Though the term FOMO, or the fear of missing out, was created in the Eighties, it has gone viral now thanks to social networking and smart phones.
Have you ever been on on a date and caught yourself obsessively checking Facebook on your phone every few minutes? Do you get hassled if you lose connection to the internet and your News Feed doesn’t get updated? Do you text while driving to avoid wasting time? Are you hooked to Whatsapp because you know when someone was “last seen at”? If your answer is ‘yes’ to any of these questions, you probably suffer from FOMO.
According to Wikipedia, “FOMO is an acronym for the social disorder ‘Fear Of Missing Out’. Coined by Kelley J Watson and Diane E. Meyer nee Wells in 1985, FOMO is a label for the sadness one feels when knowing he/she is missing a good time with loved ones, the worry one feels that memories are being made that he/she will not have, or the anxiety one feels when deciding between multiple equally fun-sounding events.”
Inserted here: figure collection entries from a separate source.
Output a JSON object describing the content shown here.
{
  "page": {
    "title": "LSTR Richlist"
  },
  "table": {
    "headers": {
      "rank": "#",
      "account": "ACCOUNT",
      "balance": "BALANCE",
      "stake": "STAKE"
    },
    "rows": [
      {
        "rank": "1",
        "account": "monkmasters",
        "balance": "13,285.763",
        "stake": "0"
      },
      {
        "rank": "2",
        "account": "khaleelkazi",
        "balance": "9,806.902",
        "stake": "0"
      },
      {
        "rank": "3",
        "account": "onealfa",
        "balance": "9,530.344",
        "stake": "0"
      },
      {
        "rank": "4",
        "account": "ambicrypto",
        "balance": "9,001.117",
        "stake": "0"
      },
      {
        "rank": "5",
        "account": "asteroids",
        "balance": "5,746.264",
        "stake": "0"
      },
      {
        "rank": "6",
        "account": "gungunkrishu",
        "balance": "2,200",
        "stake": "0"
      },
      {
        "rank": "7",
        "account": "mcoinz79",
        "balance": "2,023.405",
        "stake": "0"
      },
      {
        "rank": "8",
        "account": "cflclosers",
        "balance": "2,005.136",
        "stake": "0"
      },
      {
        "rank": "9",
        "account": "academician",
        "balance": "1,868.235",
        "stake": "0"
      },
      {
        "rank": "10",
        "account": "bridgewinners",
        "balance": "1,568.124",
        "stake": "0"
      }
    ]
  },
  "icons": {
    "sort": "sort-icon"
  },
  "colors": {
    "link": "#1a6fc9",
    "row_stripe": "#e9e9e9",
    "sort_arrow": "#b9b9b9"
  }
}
Anushka Singh, a collegian admits: “I enjoy socialising. I often find myself in a position where I can’t decide which party to attend when I have been invited to several dos on the same night. I either try to squeeze in time to be at all these places or if I have friends at the other gigs, I constantly text them for updates about what’s happening there.”
“I hate being the last one to know about something,” says Arjun Kumar, an engineer. “Whether it is the cricket score or a friend’s review on Facebook about a newly-released film, I hate waiting to find out what’s happening. FOMO has surely gripped me because there are times when I’ve forgotten my car keys in my car but I’ve never left my phone behind.”
In the era of social media, it’s hard to ignore the FOMO effect which manifests itself when one checks in at a restaurant, tags friends in a solo picture so as to get friends to notice and ‘like’ the photo, etc. There are people who even invest in Smartphones thanks to FOMO.
“My mother joined Facebook recently,” says Sushmita Narang, a freelance designer. “I was on vacation in Greece and couldn’t obviously keep emailing her pictures, she bought herself a BlackBerry on which she could keep a lookout for status updates and pictures posted by me. FOMO is definitely not an age specific disorder. Everyone has it.”
Shireen Sait, a counsellor, says: “With more technological advancement, cases of FOMO are only bound to increase. It stems from the information overload. FOMO seems related to social anxiety disorders where a person is not anxious about the situation he’s in but about but about not being able to decide which social situation to be a part of.”
For those who suffer from FOMO, she advises: “You have to accept that you can’t be everywhere at any given time and one needs to make a conscious effort not to make other’s lives the focus of their own lives.”